Go to Free Parking! Do not pass go, do not collect $200
Because you already got the money in the form of free parking. Tyler Cowen in this week's NYT's Economic VIew brings up the subject of "Free Parking" that was already covered in Slate that I blogged earlier.
I'm glad to see that the New York Times is picking this up as well. Cowen's article is interesting in that he highlights the role of regulation in determining how much parking we should be assured. The relationship between regulation, taxations and market economics is very convoluted in the United States. More often skewed by rhetoric and polemic than a real analysis. In any case, it usually make hypocrites of us all if we actually adhered to our stated philosophies. (Note I am including myself in this morass). Most suburbanites who abhor taxes, probably think that this mandatory parking is a good idea. It definitely makes life easier at the big box store, even though it is an implicit tax or subsidy. Free parking further distorts the real price of driving.
Professor Cowen is also well known for a blog know as Marginal Revolution and he has a brief comment about the Islamic Center planned in Lower Manhattan near the World Trade Center. In the post he has the observations:
I fully support letting the NYC mosque proceed for reasons well articulated by Sullivan, Krugman, Yglesias, and others; if nothing else, this episode shows "politics isn't about policy" but rather about the relative status of different societal groups. We should think more seriously about how we might give Islam, and Muslims, higher status in the United States and elsewhere.
We tend to think of societal groups in terms of race and religion in the U.S. But there is another way of looking at the different societal groups and that's through a class lens. The suburban class due to its numbers has a lot of influence not just for the U.S. but for the world, They structure our society and cars make up a lot of the structure.

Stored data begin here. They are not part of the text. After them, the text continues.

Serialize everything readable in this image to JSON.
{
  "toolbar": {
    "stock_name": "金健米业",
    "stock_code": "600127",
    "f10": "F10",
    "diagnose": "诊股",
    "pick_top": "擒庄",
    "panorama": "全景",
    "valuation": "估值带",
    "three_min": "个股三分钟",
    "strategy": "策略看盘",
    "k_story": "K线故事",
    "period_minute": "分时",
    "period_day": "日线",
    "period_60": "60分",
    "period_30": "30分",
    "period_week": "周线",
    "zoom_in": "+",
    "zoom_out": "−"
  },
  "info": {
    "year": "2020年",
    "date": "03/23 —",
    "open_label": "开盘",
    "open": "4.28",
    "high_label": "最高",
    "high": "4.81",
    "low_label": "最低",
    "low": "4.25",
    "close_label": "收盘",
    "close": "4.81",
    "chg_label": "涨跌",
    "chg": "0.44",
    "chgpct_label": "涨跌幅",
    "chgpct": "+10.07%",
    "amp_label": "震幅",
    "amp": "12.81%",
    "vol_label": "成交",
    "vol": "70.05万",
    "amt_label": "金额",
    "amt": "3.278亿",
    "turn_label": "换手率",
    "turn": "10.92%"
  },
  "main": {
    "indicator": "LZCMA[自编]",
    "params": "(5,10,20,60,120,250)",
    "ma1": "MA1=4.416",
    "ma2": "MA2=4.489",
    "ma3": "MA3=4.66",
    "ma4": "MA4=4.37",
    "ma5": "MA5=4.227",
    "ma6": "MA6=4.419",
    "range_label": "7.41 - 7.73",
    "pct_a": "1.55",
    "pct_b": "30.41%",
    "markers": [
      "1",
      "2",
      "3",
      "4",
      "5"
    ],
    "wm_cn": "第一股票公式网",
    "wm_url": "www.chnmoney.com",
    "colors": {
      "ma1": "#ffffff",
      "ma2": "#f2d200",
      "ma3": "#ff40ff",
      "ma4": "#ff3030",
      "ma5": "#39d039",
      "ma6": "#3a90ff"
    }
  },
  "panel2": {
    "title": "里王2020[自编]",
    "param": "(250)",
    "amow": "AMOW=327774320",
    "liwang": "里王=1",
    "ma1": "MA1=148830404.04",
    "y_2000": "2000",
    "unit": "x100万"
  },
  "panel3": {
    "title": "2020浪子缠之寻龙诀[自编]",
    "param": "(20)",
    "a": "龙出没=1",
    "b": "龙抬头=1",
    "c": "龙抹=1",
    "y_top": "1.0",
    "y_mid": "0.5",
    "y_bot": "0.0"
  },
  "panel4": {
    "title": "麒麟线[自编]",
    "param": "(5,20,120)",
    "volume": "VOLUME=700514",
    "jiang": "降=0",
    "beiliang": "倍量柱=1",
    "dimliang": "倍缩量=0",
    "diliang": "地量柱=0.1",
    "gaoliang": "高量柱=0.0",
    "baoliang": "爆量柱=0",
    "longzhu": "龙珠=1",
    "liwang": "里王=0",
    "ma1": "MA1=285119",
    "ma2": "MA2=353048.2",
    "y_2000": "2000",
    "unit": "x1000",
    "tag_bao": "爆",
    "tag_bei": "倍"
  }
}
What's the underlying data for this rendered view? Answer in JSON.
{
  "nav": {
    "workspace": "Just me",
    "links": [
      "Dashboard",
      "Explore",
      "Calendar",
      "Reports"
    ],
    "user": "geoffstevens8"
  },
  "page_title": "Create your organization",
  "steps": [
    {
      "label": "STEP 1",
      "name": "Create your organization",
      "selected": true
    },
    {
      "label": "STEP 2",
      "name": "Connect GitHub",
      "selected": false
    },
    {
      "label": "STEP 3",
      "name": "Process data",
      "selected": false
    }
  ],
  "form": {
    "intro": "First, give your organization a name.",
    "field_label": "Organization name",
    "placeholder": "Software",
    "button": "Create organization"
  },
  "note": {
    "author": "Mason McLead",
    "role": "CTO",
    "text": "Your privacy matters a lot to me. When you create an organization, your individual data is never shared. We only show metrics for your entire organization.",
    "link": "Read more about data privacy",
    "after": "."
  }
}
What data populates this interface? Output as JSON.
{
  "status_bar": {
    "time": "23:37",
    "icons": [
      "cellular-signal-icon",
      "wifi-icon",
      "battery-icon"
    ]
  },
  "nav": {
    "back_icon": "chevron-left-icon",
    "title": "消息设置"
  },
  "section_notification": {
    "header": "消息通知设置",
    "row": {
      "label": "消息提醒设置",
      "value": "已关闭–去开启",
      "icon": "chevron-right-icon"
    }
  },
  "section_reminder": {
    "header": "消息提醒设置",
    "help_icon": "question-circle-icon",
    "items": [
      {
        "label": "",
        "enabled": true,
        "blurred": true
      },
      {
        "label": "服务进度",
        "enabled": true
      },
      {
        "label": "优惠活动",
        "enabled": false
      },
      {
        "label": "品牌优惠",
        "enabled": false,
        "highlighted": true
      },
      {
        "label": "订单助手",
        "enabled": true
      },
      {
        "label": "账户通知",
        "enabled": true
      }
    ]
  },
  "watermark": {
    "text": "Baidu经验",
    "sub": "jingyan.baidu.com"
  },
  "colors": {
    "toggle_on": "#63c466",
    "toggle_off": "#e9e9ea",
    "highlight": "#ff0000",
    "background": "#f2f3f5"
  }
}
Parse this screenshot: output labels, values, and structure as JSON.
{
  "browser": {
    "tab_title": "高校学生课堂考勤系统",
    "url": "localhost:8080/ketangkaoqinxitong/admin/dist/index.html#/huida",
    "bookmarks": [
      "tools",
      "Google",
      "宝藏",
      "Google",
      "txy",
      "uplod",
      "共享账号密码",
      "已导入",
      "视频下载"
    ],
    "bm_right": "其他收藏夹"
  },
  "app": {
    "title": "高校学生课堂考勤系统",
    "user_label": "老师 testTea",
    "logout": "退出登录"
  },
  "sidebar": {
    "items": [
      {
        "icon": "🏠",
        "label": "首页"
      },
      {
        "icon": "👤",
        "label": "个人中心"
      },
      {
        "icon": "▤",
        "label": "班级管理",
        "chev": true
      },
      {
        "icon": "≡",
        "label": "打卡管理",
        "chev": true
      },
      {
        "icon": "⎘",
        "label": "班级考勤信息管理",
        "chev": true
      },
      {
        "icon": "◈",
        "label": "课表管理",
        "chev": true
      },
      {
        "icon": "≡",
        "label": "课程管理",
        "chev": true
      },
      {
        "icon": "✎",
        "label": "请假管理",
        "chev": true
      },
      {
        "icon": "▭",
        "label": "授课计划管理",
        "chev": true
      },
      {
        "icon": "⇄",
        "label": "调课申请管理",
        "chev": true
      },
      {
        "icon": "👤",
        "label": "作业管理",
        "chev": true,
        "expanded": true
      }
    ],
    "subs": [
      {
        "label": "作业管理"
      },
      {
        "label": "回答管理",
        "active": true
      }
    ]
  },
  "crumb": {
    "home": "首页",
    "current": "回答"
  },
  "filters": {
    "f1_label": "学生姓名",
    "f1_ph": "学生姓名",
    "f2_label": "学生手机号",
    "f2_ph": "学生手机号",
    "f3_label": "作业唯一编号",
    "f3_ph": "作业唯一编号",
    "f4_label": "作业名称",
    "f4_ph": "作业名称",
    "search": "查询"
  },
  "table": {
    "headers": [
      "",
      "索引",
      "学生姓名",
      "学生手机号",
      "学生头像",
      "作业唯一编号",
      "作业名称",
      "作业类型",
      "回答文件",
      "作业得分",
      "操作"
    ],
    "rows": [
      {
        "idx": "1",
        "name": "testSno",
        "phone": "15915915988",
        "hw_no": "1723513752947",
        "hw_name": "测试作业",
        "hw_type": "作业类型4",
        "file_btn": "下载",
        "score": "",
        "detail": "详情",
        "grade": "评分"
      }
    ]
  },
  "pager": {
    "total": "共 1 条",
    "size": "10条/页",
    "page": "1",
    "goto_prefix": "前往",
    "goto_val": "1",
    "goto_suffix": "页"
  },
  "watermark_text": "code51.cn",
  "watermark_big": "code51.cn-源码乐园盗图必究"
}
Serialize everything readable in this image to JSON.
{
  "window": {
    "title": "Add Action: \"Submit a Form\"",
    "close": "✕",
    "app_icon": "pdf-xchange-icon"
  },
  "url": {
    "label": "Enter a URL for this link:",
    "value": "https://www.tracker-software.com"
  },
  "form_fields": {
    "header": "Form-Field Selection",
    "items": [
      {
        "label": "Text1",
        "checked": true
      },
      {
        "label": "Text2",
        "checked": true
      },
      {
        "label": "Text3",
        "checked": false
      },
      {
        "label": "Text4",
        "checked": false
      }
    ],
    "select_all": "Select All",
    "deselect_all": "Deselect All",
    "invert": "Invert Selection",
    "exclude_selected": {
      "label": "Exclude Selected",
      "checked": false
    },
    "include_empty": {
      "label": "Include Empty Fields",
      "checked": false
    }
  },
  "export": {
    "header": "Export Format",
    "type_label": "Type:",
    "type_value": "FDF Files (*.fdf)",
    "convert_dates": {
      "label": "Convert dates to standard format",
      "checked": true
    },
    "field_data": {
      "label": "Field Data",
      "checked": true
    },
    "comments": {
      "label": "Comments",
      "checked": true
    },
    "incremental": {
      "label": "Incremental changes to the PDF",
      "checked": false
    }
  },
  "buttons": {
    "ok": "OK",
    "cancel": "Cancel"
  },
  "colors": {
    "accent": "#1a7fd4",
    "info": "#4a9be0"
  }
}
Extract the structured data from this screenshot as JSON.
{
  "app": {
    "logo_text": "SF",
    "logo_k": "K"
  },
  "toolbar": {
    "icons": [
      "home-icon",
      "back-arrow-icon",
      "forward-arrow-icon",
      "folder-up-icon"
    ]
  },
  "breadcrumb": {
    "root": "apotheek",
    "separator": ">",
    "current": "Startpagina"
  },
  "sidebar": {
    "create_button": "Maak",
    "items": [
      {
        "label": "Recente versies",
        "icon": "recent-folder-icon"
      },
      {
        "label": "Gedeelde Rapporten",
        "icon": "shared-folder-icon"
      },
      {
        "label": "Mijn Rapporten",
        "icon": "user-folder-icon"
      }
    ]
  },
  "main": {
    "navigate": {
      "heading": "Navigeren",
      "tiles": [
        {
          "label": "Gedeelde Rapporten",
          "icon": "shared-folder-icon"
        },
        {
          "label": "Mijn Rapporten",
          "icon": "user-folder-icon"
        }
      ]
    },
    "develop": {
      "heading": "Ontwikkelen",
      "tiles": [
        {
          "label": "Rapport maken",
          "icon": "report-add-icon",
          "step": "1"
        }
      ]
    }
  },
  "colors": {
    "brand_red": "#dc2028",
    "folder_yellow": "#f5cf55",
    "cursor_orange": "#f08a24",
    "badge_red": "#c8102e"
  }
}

Before we leave thinking that autos are all about fun and games, the tragic accident in Southern California. What shocks me is how dismissive the spectators were to the risk and how close they were to the cars. As a bicyclist, I am fully aware of the risk cars pose to unshielded pedestrians. Cars have become so common place that we forget they can be dangerous. It's sad when fun and frivolity end like this, often we forget that when we play with the dragon's tail it can bite.